Grain‐size analyses of the soils at Meridiani Planum have been used to identify rock sources for the grains and provide information about depositional processes under past and current conditions. Basaltic sand, dust, millimeter‐size hematite‐rich spherules interpreted as concretions, spherule fragments, coated partially buried spherules, basalt fragments, sedimentary outcrop fragments, and centimeter‐size cobbles are concentrated on the upper surfaces of the soils as a lag deposit, while finer basaltic sands and dust dominate the underlying soils. There is a bimodal distribution of soil grain sizes with one population representing grains <125 μm and the other falling between 1–4.5 mm. Soils within craters like Eagle and Endurance show a much greater diversity of grain morphologies compared to the plains.

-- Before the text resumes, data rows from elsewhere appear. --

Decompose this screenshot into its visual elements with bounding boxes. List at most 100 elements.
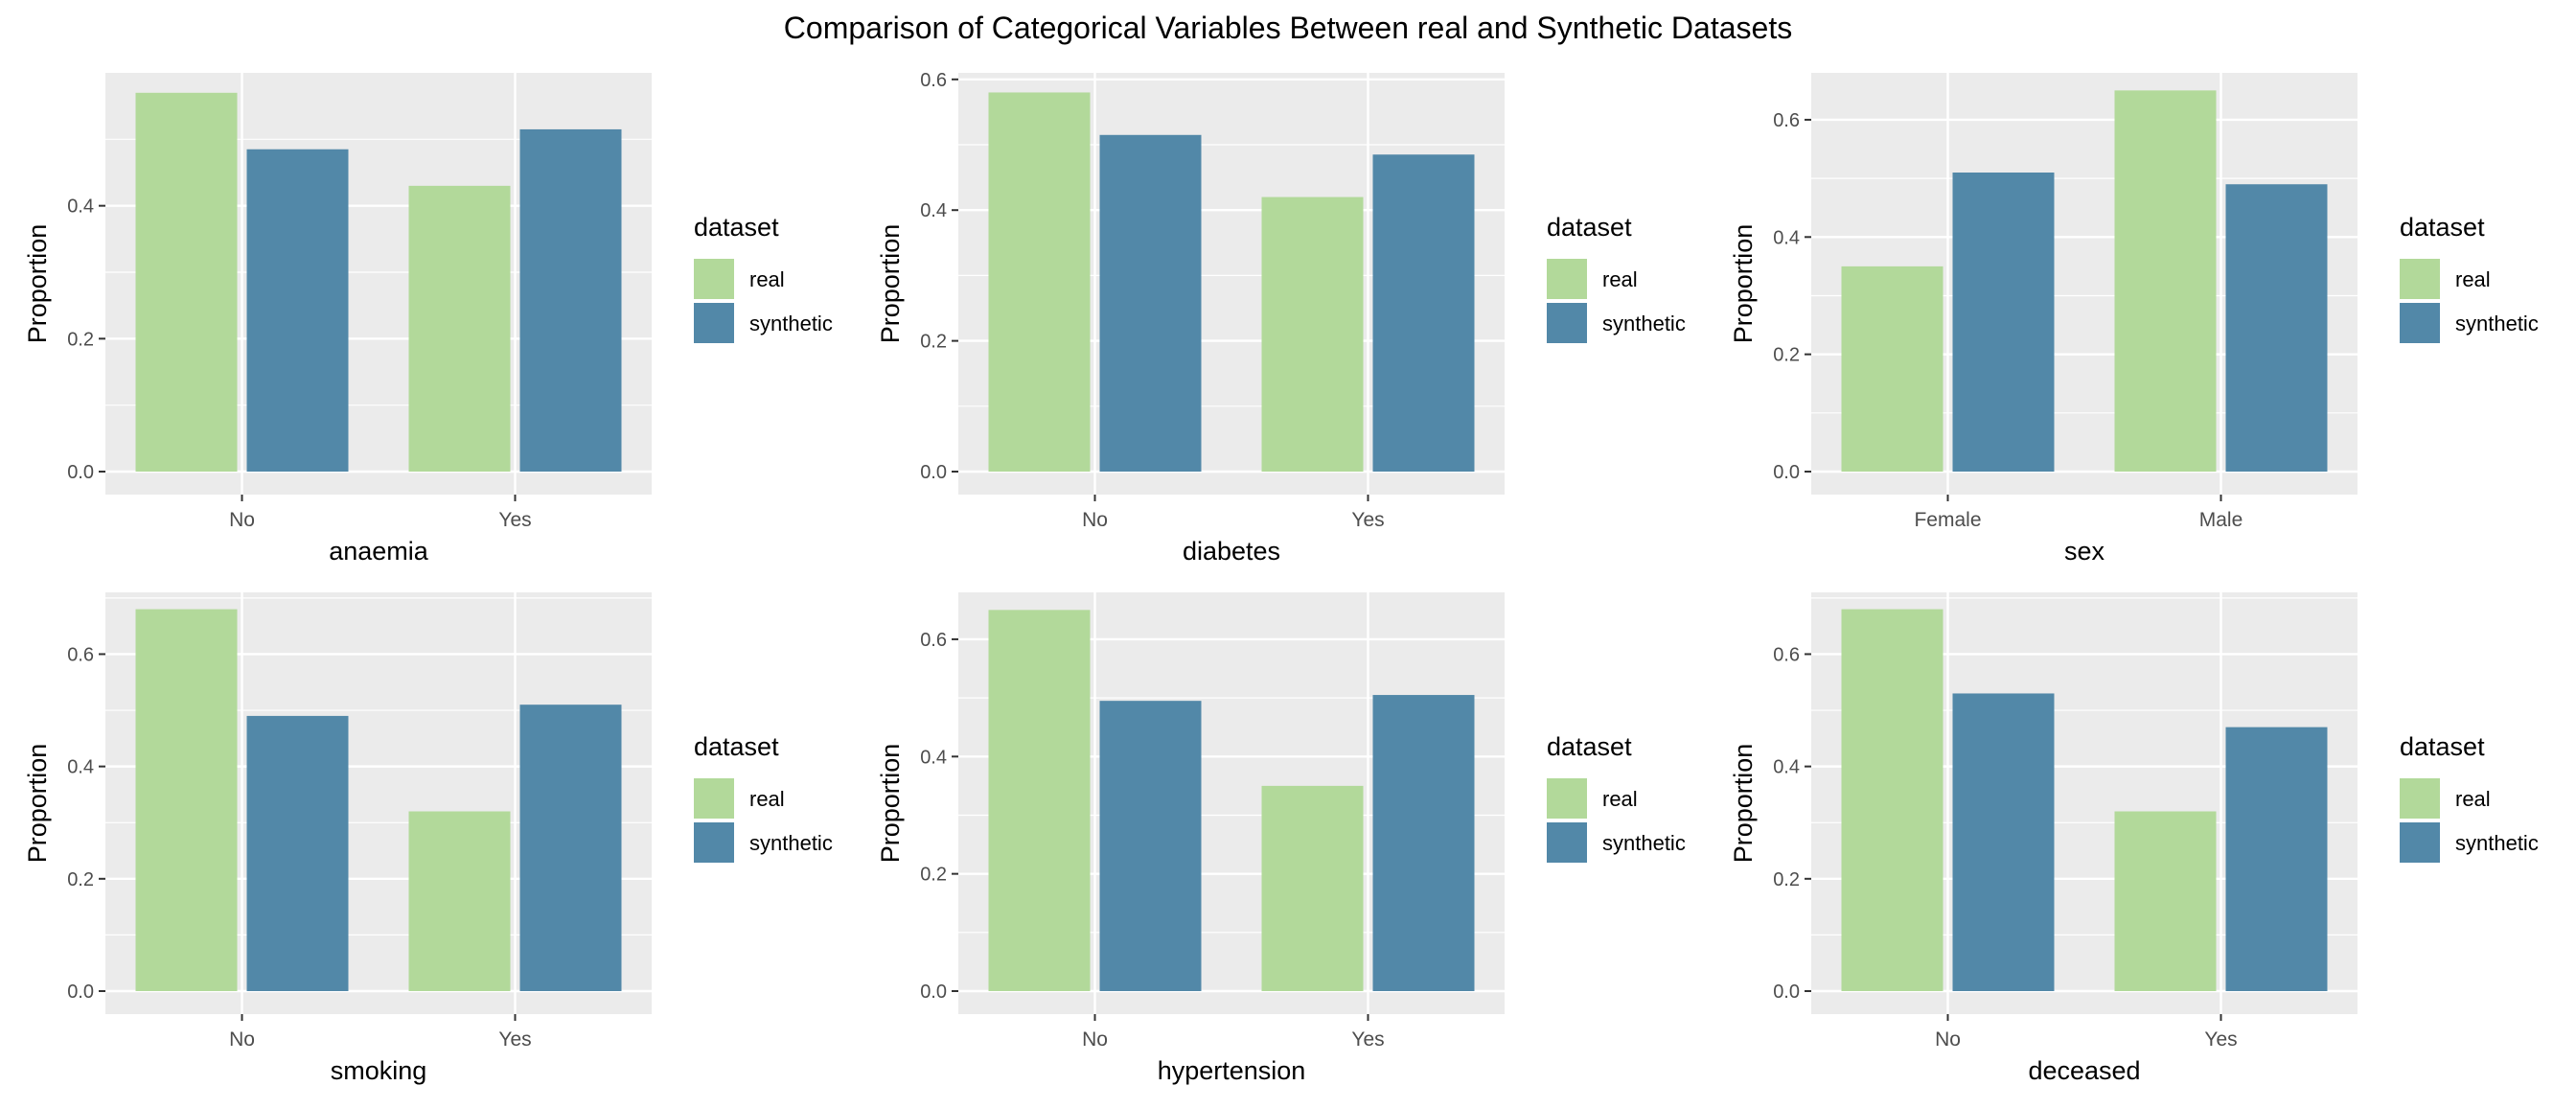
y-axis-label: Proportion: [876, 744, 905, 864]
bar-synthetic-yes: [1372, 695, 1475, 991]
legend-title: dataset: [2400, 213, 2485, 242]
legend-swatch-synthetic: [694, 822, 734, 863]
figure-title: Comparison of Categorical Variables Betw…: [784, 11, 1792, 45]
chart-panel-anaemia: 0.0 0.2 0.4 No Yes anaemia Proportion dataset re…: [23, 73, 833, 566]
y-tick-label: 0.0: [920, 982, 947, 1003]
y-axis-label: Proportion: [1729, 744, 1758, 864]
x-axis-label: deceased: [2028, 1056, 2140, 1085]
y-tick-label: 0.2: [1773, 869, 1800, 890]
legend-swatch-real: [2400, 778, 2440, 819]
y-tick-label: 0.4: [1773, 227, 1800, 248]
panels: 0.0 0.2 0.4 No Yes anaemia Proportion dataset re…: [23, 70, 2539, 1085]
chart-panel-deceased: 0.0 0.2 0.4 0.6 No Yes deceased Proportion datas…: [1729, 592, 2539, 1085]
x-axis-label: hypertension: [1158, 1056, 1306, 1085]
bar-real-yes: [408, 185, 511, 472]
y-tick-label: 0.4: [67, 196, 94, 218]
y-tick-label: 0.0: [67, 982, 94, 1003]
legend-label-real: real: [2455, 787, 2491, 811]
x-tick-label: Yes: [1351, 1028, 1384, 1051]
chart-panel-smoking: 0.0 0.2 0.4 0.6 No Yes smoking Proportion datase…: [23, 592, 833, 1085]
y-tick-label: 0.2: [920, 332, 947, 353]
bar-real-female: [1841, 266, 1944, 472]
bar-synthetic-no: [246, 715, 349, 991]
bar-synthetic-no: [1952, 693, 2055, 991]
bar-real-no: [1841, 609, 1944, 991]
x-tick-label: Yes: [2204, 1028, 2237, 1051]
bar-real-yes: [1261, 785, 1364, 991]
x-axis-label: sex: [2064, 537, 2105, 566]
chart-panel-hypertension: 0.0 0.2 0.4 0.6 No Yes hypertension Proportion d…: [876, 592, 1686, 1085]
bar-synthetic-male: [2225, 184, 2328, 472]
y-tick-label: 0.0: [67, 462, 94, 483]
chart-panel-sex: 0.0 0.2 0.4 0.6 Female Male sex Proportion datas…: [1729, 73, 2539, 566]
y-tick-label: 0.2: [1773, 345, 1800, 366]
y-tick-label: 0.2: [67, 869, 94, 890]
legend-label-synthetic: synthetic: [749, 312, 833, 335]
bar-real-no: [988, 610, 1091, 991]
legend-label-synthetic: synthetic: [1602, 312, 1686, 335]
y-axis-label: Proportion: [23, 224, 52, 344]
y-tick-label: 0.0: [1773, 462, 1800, 483]
y-tick-label: 0.4: [67, 757, 94, 778]
y-tick-label: 0.4: [920, 747, 947, 768]
x-tick-label: Yes: [498, 509, 531, 531]
y-axis-label: Proportion: [23, 744, 52, 864]
legend-label-synthetic: synthetic: [749, 831, 833, 855]
legend-swatch-real: [694, 259, 734, 299]
x-tick-label: No: [1082, 1028, 1108, 1051]
x-tick-label: Male: [2199, 509, 2243, 531]
y-tick-label: 0.4: [1773, 757, 1800, 778]
x-tick-label: No: [1935, 1028, 1961, 1051]
legend-swatch-real: [2400, 259, 2440, 299]
legend-label-synthetic: synthetic: [1602, 831, 1686, 855]
bar-synthetic-no: [246, 149, 349, 472]
bar-real-no: [135, 92, 238, 473]
legend-label-real: real: [1602, 787, 1638, 811]
bar-synthetic-yes: [519, 705, 622, 991]
bar-real-yes: [408, 811, 511, 991]
legend-swatch-synthetic: [694, 303, 734, 343]
x-tick-label: No: [229, 509, 255, 531]
y-tick-label: 0.2: [920, 865, 947, 886]
legend-swatch-real: [694, 778, 734, 819]
legend-swatch-synthetic: [1547, 822, 1587, 863]
legend-label-synthetic: synthetic: [2455, 831, 2539, 855]
x-tick-label: No: [229, 1028, 255, 1051]
legend-title: dataset: [694, 732, 779, 761]
x-axis-label: smoking: [331, 1056, 427, 1085]
legend-label-real: real: [749, 787, 785, 811]
legend-title: dataset: [2400, 732, 2485, 761]
y-axis-label: Proportion: [876, 224, 905, 344]
bar-synthetic-female: [1952, 173, 2055, 472]
legend-swatch-synthetic: [1547, 303, 1587, 343]
bar-real-male: [2114, 90, 2217, 473]
y-tick-label: 0.6: [1773, 644, 1800, 665]
bar-synthetic-no: [1099, 134, 1202, 473]
bar-real-no: [135, 609, 238, 991]
legend-label-real: real: [1602, 267, 1638, 291]
y-tick-label: 0.6: [67, 644, 94, 665]
y-axis-label: Proportion: [1729, 224, 1758, 344]
legend-title: dataset: [1547, 213, 1632, 242]
legend-swatch-real: [1547, 778, 1587, 819]
legend-label-real: real: [2455, 267, 2491, 291]
legend-label-synthetic: synthetic: [2455, 312, 2539, 335]
x-axis-label: diabetes: [1183, 537, 1280, 566]
legend-swatch-synthetic: [2400, 822, 2440, 863]
bar-real-yes: [1261, 196, 1364, 472]
bar-synthetic-no: [1099, 701, 1202, 991]
bar-real-yes: [2114, 811, 2217, 991]
x-tick-label: Yes: [1351, 509, 1384, 531]
legend-swatch-real: [1547, 259, 1587, 299]
x-tick-label: Yes: [498, 1028, 531, 1051]
y-tick-label: 0.6: [1773, 110, 1800, 131]
y-tick-label: 0.4: [920, 200, 947, 221]
x-tick-label: No: [1082, 509, 1108, 531]
x-axis-label: anaemia: [329, 537, 429, 566]
y-tick-label: 0.2: [67, 329, 94, 350]
legend-title: dataset: [694, 213, 779, 242]
legend-swatch-synthetic: [2400, 303, 2440, 343]
y-tick-label: 0.0: [1773, 982, 1800, 1003]
y-tick-label: 0.0: [920, 462, 947, 483]
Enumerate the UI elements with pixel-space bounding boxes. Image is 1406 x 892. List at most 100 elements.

The spherules found in the plains soils are approximately 1–2 mm smaller in size than those seen embedded in the outcrop rocks of Eagle and Endurance craters. The average major axis for all unfractured spherules measured in the soils and outcrop rocks is 2.87 ± 1.18 mm, with a trend toward decreasing spherule sizes in both the soils and outcrop rocks as the rover drove southward. Wind ripples seen across the plains of Meridiani are dominated by similar size (1.3–1.7 mm) hematite‐rich grains, and they match in size the larger grains on plains ripples at Gusev Crater. Larger clasts and centimeter‐size cobbles that are scattered on the soils have several spectral and compositional types, reflecting multiple origins. The cobbles tend to concentrate within ripple troughs along the plains and in association with outcrop exposures.